City leverages the Accela Civic Platform to streamline demolition process, improve transparency and support cost recovery
The City of Cleveland is an urban center located on Lake Erie. Boasting the second largest building department in the State, Cleveland’s implementation of an enterprise e-government solution through the Accela Civic Platform meant that they could easily serve customers 24/7 while dramatically improving the permit approval process.
However, the City was impacted significantly by the downturn in the housing market and was contending with numerous vacant and distressed homes. In order to abate the nuisances and demolish the structures, the agency was required to manage multiple tracking documents and was limited to server-side Excel spreadsheets that were difficult to update across departments.
Building Commissioner Tom Vanover wanted to leverage Accela’s Civic Platform to track documentation, assign workflow and improve transparency. “We developed a demolition program. Through Accela, we created a record that takes our property that has been issued a violation notice and has gone through the legal processes. It tags it so we know where the physical file is. As the property moves through the process, asbestos survey, demolition and cost recovery, it is tracked in one record.”

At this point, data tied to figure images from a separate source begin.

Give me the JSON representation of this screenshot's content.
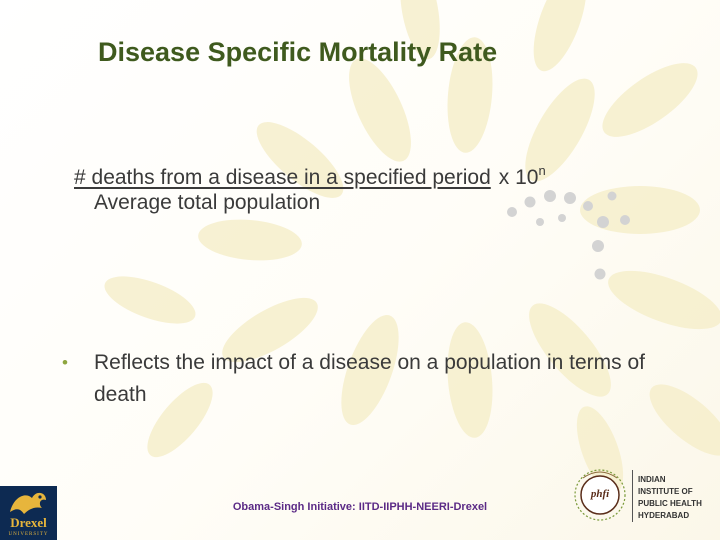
{
  "slide": {
    "title": "Disease Specific Mortality Rate",
    "formula": {
      "numerator": "# deaths from a disease in a specified period",
      "multiplier": "x 10",
      "exponent": "n",
      "denominator": "Average total population"
    },
    "bullet": {
      "marker": "•",
      "text": "Reflects the impact of a disease on a population in terms of death"
    },
    "footer": "Obama-Singh Initiative: IITD-IIPHH-NEERI-Drexel",
    "logos": {
      "drexel_text": "Drexel",
      "drexel_subtext": "UNIVERSITY",
      "phfi_text": "phfi",
      "iiph_text": "INDIAN\nINSTITUTE OF\nPUBLIC HEALTH\nHYDERABAD"
    }
  },
  "colors": {
    "title": "#3f5a1e",
    "body_text": "#3a3a3a",
    "bullet": "#8ea63e",
    "footer": "#5b2a86",
    "petal": "#f6efcc",
    "dot": "#d3d3d3"
  }
}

Today, the department can view and track the progress of nuisance abatement requests and demolitions online. With the solution’s demolition record, deficiencies have been quickly identified and the department is seeing a 70 percent increase in demolition contracts awarded monthly. Additionally, the City is able to track the financial aspects associated with each case, including amount spent for demolition and abatement actions as well as purchase order information.
The City leverages the Accela Land Management solution for planning, permitting, inspections and code enforcement, and also utilizes Accela Citizen Access, Accela GIS and Accela Mobile Office.
Vanover is confident that Cleveland’s future is bright. “We’re breaking records for permits and construction, but to get there you need to pull the weeds. We are moving the City to a place where we give more information to the public, are more efficient at tracking our own records and are creating a systematic process.”